J’avais depuis longtemps l’habitude de magnétiser la personne en question, M. Vankirk, et la susceptibilité vive, l’exaltation du sens magnétique, s’étaient déjà manifestées. Pendant plusieurs mois, M. Vankirk avait beaucoup souffert d’une phtisie avancée, dont les effets les plus cruels avaient été diminués par mes passes, et, dans la nuit du mercredi, 15 courant, je fus appelé à son chevet.

Le malade souffrait des douleurs vives dans la région du cœur et respirait avec une grande difficulté, ayant tous les symptômes ordinaires d’un asthme. Dans des spasmes semblables, il avait généralement trouvé du soulagement dans des applications de moutarde aux centres nerveux ; mais, ce soir-là, il y avait eu recours en vain.

Quand j’entrai dans sa chambre, il me salua d’un gracieux sourire, et, quoiqu’il fût en proie à des douleurs physiques aiguës, il me parut absolument calme quant au moral.

— Je vous ai envoyé chercher cette nuit, dit-il, non pas tant pour m’administrer un soulagement physique que pour me satisfaire relativement à de certaines impressions psychiques qui m’ont récemment causé beaucoup d’anxiété et de surprise. Je n’ai pas besoin de vous dire combien j’ai été sceptique jusqu’à présent sur le sujet de l’immortalité de l’âme. Je ne puis pas vous nier que, dans cette âme que j’allais niant, a toujours existé comme un demi-sentiment assez vague de sa propre existence. Mais ce demi-sentiment ne s’est jamais élevé à l’état de conviction. De tout cela ma raison n’avait rien à faire. Tous mes efforts pour établir là-dessus une enquête logique n’ont abouti qu’à me laisser plus sceptique qu’auparavant. Je me suis avisé d’étudier Cousin ; je l’ai étudié dans ses propres ouvrages aussi bien que dans ses échos européens et américains. J’ai eu entre les mains, par exemple, le Charles Elwood de M. Brownson. Je l’ai lu avec une profonde attention. Je l’ai trouvé logique d’un bout à l’autre ; mais les portions qui ne sont pas de la pure logique sont malheureusement les arguments primordiaux du héros incrédule du livre. Dans son résumé, il me parut évident que le raisonneur n’avait pas même réussi à se convaincre lui-même. La fin du livre a visiblement oublié le commencement, comme Trinculo son gouvernement. Bref je ne fus pas longtemps à m’apercevoir que, si l’homme doit être intellectuellement convaincu de sa propre immortalité, il ne le sera jamais par les pures abstractions qui ont été si longtemps la manie des moralistes anglais, français et allemands.

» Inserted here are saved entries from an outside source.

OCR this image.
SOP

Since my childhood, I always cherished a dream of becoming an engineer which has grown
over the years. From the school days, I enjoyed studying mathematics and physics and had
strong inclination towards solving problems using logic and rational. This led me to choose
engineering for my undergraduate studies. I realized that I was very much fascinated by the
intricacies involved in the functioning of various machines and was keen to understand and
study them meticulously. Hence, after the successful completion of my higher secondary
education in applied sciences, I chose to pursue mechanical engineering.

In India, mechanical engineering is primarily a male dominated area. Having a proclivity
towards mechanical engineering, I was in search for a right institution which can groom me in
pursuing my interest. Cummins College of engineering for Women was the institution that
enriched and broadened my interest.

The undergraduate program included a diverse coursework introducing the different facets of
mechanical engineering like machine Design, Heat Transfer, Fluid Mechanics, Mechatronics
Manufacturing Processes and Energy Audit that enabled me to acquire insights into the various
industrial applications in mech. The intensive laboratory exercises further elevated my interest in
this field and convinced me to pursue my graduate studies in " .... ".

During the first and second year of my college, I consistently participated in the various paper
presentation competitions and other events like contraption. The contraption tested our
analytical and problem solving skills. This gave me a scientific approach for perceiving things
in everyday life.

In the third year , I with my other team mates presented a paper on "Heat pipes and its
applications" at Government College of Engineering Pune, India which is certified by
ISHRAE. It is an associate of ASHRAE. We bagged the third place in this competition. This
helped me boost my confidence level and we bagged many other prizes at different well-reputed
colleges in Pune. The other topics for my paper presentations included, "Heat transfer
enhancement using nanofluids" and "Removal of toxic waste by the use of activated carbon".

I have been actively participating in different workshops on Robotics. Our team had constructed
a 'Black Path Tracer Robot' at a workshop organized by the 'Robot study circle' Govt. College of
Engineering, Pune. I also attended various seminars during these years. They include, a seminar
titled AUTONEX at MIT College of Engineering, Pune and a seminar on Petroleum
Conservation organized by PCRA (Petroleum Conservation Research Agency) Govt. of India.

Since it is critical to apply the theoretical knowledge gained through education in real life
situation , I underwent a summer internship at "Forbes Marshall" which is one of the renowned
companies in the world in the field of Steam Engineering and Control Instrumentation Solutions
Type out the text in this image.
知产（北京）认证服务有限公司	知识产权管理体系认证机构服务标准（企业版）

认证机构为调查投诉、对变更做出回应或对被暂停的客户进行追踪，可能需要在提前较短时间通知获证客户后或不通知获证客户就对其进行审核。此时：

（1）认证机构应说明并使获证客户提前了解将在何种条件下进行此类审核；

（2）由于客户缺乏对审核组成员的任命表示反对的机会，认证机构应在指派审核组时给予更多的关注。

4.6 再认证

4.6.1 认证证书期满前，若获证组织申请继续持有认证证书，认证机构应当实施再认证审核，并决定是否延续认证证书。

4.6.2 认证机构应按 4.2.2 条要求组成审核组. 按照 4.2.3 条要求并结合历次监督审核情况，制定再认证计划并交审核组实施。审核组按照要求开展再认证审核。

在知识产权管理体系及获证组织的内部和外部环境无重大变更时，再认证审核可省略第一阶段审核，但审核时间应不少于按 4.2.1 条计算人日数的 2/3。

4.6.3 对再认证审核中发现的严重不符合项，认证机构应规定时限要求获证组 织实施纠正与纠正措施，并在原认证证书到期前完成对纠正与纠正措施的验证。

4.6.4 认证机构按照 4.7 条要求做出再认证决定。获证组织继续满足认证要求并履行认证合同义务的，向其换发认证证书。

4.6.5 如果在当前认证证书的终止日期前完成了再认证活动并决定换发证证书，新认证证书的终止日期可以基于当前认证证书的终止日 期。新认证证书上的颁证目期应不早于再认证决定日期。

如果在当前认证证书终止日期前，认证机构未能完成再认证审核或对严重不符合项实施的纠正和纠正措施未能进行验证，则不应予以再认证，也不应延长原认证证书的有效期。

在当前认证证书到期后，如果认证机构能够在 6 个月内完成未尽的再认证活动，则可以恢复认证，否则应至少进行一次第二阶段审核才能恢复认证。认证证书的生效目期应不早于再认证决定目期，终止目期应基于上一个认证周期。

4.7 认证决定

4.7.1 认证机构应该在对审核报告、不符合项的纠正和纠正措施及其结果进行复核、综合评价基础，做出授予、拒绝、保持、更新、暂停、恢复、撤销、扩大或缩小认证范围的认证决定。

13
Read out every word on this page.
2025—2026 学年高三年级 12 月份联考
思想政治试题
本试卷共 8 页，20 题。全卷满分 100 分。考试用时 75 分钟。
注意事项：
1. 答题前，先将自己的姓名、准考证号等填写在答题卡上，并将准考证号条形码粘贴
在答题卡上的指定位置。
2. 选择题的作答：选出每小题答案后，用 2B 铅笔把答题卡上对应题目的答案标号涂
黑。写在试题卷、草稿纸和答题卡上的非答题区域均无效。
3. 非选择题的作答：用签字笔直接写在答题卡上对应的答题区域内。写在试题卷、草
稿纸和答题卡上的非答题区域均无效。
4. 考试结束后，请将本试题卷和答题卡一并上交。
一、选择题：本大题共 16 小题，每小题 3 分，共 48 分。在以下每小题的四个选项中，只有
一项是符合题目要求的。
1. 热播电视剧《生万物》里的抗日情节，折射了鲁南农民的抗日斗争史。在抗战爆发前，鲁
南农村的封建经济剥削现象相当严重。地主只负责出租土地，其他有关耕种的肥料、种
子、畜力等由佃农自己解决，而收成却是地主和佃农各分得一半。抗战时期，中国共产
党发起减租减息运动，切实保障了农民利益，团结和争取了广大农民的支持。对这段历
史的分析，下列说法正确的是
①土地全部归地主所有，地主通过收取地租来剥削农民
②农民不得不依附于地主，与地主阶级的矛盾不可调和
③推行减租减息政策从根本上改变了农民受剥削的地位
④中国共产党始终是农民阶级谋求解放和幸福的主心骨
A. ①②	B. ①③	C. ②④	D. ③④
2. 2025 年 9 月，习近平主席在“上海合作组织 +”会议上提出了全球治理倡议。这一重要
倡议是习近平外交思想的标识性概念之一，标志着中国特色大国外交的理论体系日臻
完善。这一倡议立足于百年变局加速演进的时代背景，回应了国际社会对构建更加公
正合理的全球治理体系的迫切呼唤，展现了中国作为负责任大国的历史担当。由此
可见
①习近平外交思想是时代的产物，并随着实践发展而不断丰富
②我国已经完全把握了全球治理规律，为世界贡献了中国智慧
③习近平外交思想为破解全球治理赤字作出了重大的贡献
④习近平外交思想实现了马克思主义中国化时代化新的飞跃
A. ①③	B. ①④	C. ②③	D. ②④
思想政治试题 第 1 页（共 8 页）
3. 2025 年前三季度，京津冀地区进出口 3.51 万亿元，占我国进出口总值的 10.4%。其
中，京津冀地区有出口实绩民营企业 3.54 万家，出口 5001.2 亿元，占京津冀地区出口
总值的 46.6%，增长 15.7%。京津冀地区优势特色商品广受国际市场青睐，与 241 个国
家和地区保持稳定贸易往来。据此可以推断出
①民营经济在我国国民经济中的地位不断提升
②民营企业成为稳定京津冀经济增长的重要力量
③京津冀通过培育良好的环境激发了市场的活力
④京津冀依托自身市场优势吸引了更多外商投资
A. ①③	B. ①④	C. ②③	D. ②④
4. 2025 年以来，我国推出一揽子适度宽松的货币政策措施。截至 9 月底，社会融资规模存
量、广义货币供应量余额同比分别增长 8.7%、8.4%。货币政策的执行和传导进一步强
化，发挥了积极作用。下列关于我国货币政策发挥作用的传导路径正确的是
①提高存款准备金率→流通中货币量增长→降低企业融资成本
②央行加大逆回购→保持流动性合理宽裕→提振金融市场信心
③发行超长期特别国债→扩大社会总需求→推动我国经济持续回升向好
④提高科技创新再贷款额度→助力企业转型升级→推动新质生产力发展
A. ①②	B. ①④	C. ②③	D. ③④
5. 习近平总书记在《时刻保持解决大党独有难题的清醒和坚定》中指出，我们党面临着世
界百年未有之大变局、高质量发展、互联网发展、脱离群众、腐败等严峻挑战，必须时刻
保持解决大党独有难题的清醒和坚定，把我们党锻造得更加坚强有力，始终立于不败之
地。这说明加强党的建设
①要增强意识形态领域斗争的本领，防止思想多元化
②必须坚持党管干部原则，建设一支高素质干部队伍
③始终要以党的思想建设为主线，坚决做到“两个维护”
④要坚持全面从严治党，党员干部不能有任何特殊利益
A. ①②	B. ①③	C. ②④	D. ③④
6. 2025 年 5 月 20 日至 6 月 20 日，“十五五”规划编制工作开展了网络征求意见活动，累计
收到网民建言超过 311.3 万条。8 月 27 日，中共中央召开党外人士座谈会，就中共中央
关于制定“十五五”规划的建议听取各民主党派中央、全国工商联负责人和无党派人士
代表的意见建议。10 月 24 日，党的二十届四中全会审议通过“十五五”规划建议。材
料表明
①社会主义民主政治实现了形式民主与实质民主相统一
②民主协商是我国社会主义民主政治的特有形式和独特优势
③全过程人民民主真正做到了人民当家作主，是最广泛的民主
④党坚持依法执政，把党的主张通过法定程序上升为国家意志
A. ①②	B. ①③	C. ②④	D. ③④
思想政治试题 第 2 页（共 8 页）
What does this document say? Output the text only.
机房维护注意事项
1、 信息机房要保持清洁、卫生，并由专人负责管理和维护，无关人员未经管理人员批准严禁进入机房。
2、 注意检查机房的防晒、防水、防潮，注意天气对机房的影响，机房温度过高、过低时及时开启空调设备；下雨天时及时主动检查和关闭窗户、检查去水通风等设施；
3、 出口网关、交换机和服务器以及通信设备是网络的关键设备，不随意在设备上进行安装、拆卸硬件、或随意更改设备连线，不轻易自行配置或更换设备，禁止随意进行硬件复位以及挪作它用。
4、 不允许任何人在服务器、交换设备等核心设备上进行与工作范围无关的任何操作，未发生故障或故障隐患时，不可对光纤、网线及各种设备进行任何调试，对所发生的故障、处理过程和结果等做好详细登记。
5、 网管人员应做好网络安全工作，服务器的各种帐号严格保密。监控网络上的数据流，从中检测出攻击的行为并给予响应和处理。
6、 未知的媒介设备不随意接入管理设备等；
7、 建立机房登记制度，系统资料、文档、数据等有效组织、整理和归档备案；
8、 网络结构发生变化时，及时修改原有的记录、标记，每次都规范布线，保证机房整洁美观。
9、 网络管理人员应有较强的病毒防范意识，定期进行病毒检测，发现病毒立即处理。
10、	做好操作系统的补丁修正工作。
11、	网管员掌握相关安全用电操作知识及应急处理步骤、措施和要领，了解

Les abstractions peuvent être un amusement et une gymnastique, mais elles ne prennent pas possession de l’esprit. Tant que nous serons sur cette terre, la philosophie, j’en suis persuadé, nous sommera toujours en vain de considérer les qualités comme des êtres. La volonté peut consentir, — mais l’âme, — mais l’intellect, jamais.

Je répète donc que j’ai seulement senti à moitié, et que je n’ai jamais cru intellectuellement. Mais, dernièrement, il y eut en moi un certain renforcement de sentiment, qui prit une intensité assez grande pour ressembler à un acquiescement de la raison, au point que je trouve fort difficile de distinguer entre les deux. Je crois avoir le droit d’attribuer simplement cet effet à l’influence magnétique. Je ne saurais expliquer ma pensée que par une hypothèse, à savoir que l’exaltation magnétique me rend apte à concevoir un système de raisonnement qui dans mon existence anormale me convainc, mais qui, par une complète analogie avec le phénomène magnétique, ne s’étend pas, excepté par son effet, jusqu’à mon existence normale. Dans l’état somnambulique, il y a simultanéité et contemporanéité entre le raisonnement et la conclusion, entre la cause et son effet. Dans mon état naturel, la cause s’évanouissant, l’effet seul subsiste, et encore peut-être fort affaibli.

Ces considérations m’ont induit à penser que l’on pourrait tirer quelques bons résultats d’une série de questions bien dirigées, proposées à mon intelligence dans l’état magnétique. Vous avez souvent observé la profonde connaissance de soi-même manifestée par le somnambule et la vaste science qu’il déploie sur tous les points relatifs à l’état magnétique. De cette connaissance de soi-même on pourrait tirer des instructions suffisantes pour la rédaction rationnelle d’un catéchisme.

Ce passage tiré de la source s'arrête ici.